Mehrkostenregelung

Quittungen für Apotheken-Beratung Patrick Hollstein, 30.09.2010 12:51 Uhr

Berlin - 

Eigentlich wollte Schwarz-Gelb mit der Mehrkostenregelung patientenfreundlich sein: Wer partout kein Rabattarzneimittel will, soll künftig gegen Aufzahlung das Präparat seiner Wahl bekommen. Weil dabei aber die Verträge mit den Herstellern geheim bleiben müssen, sollen die Versicherten zunächst in Vorleistung gehen. Nicht nur Industrie und Kassen, sondern auch die Verbraucher halten davon wenig. Sie fürchten, in den Apotheken über den Tisch gezogen zu werden.

Der Sozialverband VdK Deutschland lehnt die Regelung wegen der assymetrischen Informationsverteilung ab: „Es ist zu befürchten, dass Versicherte in die Kostenerstattung gedrängt werden, ohne die Konsequenzen ihres Handelns voll zu überblicken“, schreibt der VdK in seiner Stellungnahme zum Arzneimittelmarkt-Neuordnungsgesetz (AMNOG).

Bei der Anhörung im Gesundheitsausschuss des Bundestages forderte der VdK daher, dass sich die Apotheker die Beratung über die Mehrkosten schriftlich vom Versicherten quittieren lassen müssen. Auf diese Weise soll ihnen ihre Pflicht zur unabhängigen Information in Erinnerung gerufen werden.

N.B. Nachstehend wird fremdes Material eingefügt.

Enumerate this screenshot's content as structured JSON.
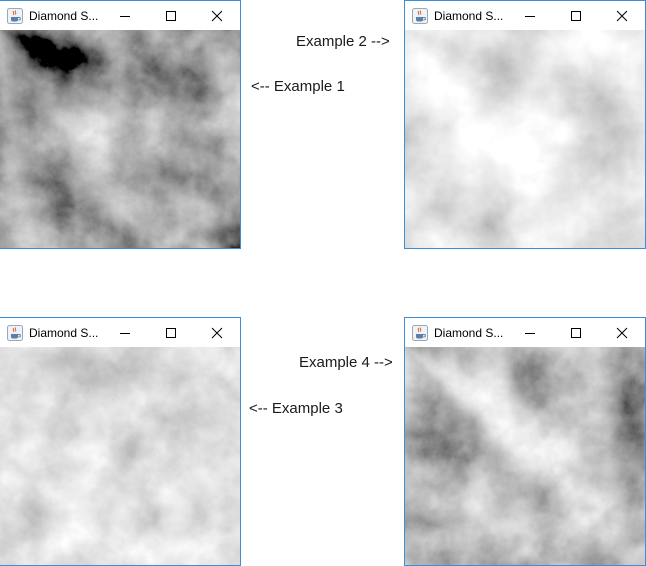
{
  "windows": [
    {
      "title": "Diamond S...",
      "variant": "ex1"
    },
    {
      "title": "Diamond S...",
      "variant": "ex2"
    },
    {
      "title": "Diamond S...",
      "variant": "ex3"
    },
    {
      "title": "Diamond S...",
      "variant": "ex4"
    }
  ],
  "captions": {
    "example1": "<-- Example 1",
    "example2": "Example 2 -->",
    "example3": "<-- Example 3",
    "example4": "Example 4 -->"
  },
  "icons": {
    "app": "java-coffee-cup-icon",
    "minimize": "minimize-icon",
    "maximize": "maximize-icon",
    "close": "close-icon"
  },
  "colors": {
    "window_border": "#3c8fd6"
  }
}
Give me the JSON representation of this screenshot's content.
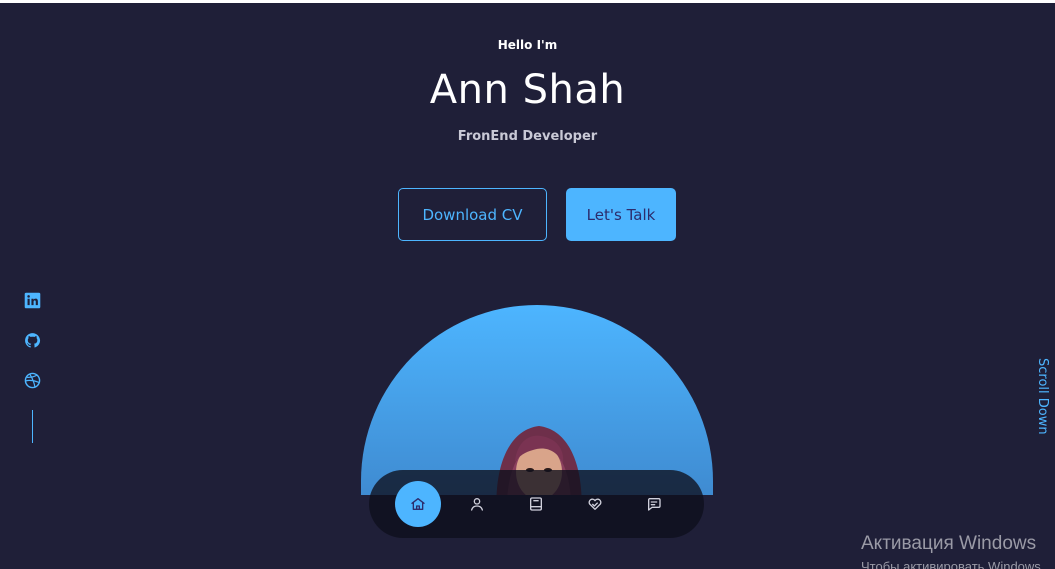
{
  "hero": {
    "greeting": "Hello I'm",
    "name": "Ann Shah",
    "role": "FronEnd Developer"
  },
  "cta": {
    "download_cv": "Download CV",
    "lets_talk": "Let's Talk"
  },
  "socials": [
    {
      "icon": "linkedin-icon"
    },
    {
      "icon": "github-icon"
    },
    {
      "icon": "dribbble-icon"
    }
  ],
  "scroll_label": "Scroll Down",
  "nav": {
    "items": [
      {
        "icon": "home-icon",
        "active": true
      },
      {
        "icon": "user-icon",
        "active": false
      },
      {
        "icon": "book-icon",
        "active": false
      },
      {
        "icon": "services-icon",
        "active": false
      },
      {
        "icon": "message-icon",
        "active": false
      }
    ]
  },
  "watermark": {
    "title": "Активация Windows",
    "subtitle": "Чтобы активировать Windows"
  },
  "colors": {
    "background": "#1f1f38",
    "accent": "#4db5ff",
    "text": "#ffffff",
    "muted": "#c9c9d6"
  }
}
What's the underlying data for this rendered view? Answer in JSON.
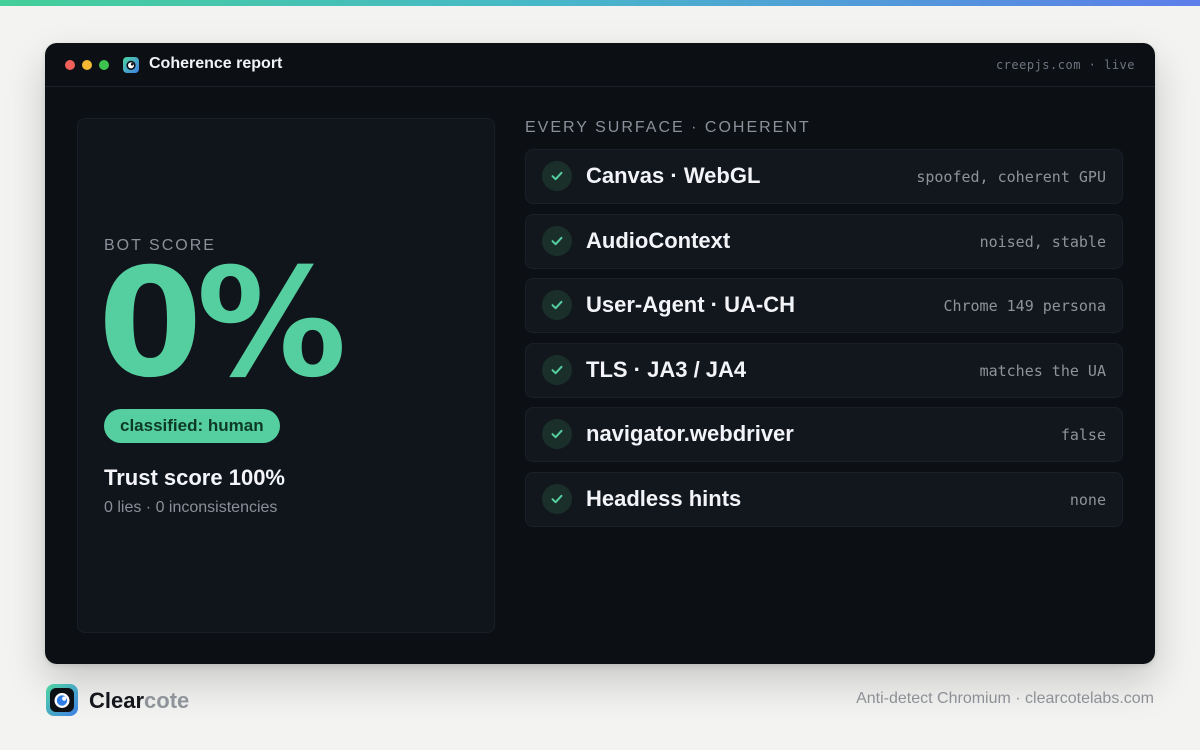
{
  "window": {
    "title": "Coherence report",
    "source": "creepjs.com · live"
  },
  "score_panel": {
    "label": "BOT SCORE",
    "value": "0%",
    "classification": "classified: human",
    "trust": "Trust score 100%",
    "subline": "0 lies · 0 inconsistencies"
  },
  "surfaces": {
    "heading": "EVERY SURFACE · COHERENT",
    "items": [
      {
        "name": "Canvas · WebGL",
        "status": "spoofed, coherent GPU"
      },
      {
        "name": "AudioContext",
        "status": "noised, stable"
      },
      {
        "name": "User-Agent · UA-CH",
        "status": "Chrome 149 persona"
      },
      {
        "name": "TLS · JA3 / JA4",
        "status": "matches the UA"
      },
      {
        "name": "navigator.webdriver",
        "status": "false"
      },
      {
        "name": "Headless hints",
        "status": "none"
      }
    ]
  },
  "footer": {
    "brand_part1": "Clear",
    "brand_part2": "cote",
    "tagline": "Anti-detect Chromium · clearcotelabs.com"
  },
  "icons": {
    "window": "clearcote-logo-icon",
    "check": "check-icon",
    "brand": "clearcote-logo-icon"
  },
  "colors": {
    "accent": "#55cf9f",
    "window_bg": "#0c0f14",
    "page_bg": "#f3f3f1"
  }
}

Die Dienstleistungsgewerkschaft verdi formulierte es vor den Gesundheitsexperten der Fraktionen noch unmissverständlicher: Die scheinbare Wahlfreiheit eröffne neue Verkaufsstrategien für nicht rabattierte Medikamente. Die Auswahl erfolge dann aber nicht mehr danach, was gut sei, sondern was am besten in der Apotheken Umschau beworben werde, sagte verdi-Gesundheitsexperte Herbert Weisbrod-Frey.

Auch der Sozialverband Deutschland (SoVD) befürchtet, dass die Patienten durch „direktes Marketing oder auch durch Werbung über die Apotheken“ beeinflusst werden könnten.


Die BAG Selbsthilfe hält es für unabdingbar, dass sich die Patienten „objektiv und unabhängig“ über Unterschiede zwischen Rabatt- und Aufzahlungs-Arzneimittel informieren können, beispielsweise auf einer „übersichtlichen und unabhängigen Plattform zu den entsprechenden Medikamenten“. Ansonsten entstehe zwangsläufig der Eindruck, Rabattarzneimittel seien Medikamente zweiter Klasse.

Die Vorkasse-Regelung halten die Verbände nicht nur für unzweckmäßg, sondern auch für teurer, da die pauschalen Rückvergütungen der Kassen durch Abschläge für Verwaltungskosten und fehlende Wirtschaftlichkeitsprüfungen reduziert würden. Ohnehin gebe es keinen Grund für die Vorkasse - es sei denn, man verstehe sie als ersten Schritt zu der von Bundesgesundheitsminister Dr. Philipp Rösler (FDP) geplanten generellen Ausweitung der Kostenerstattung.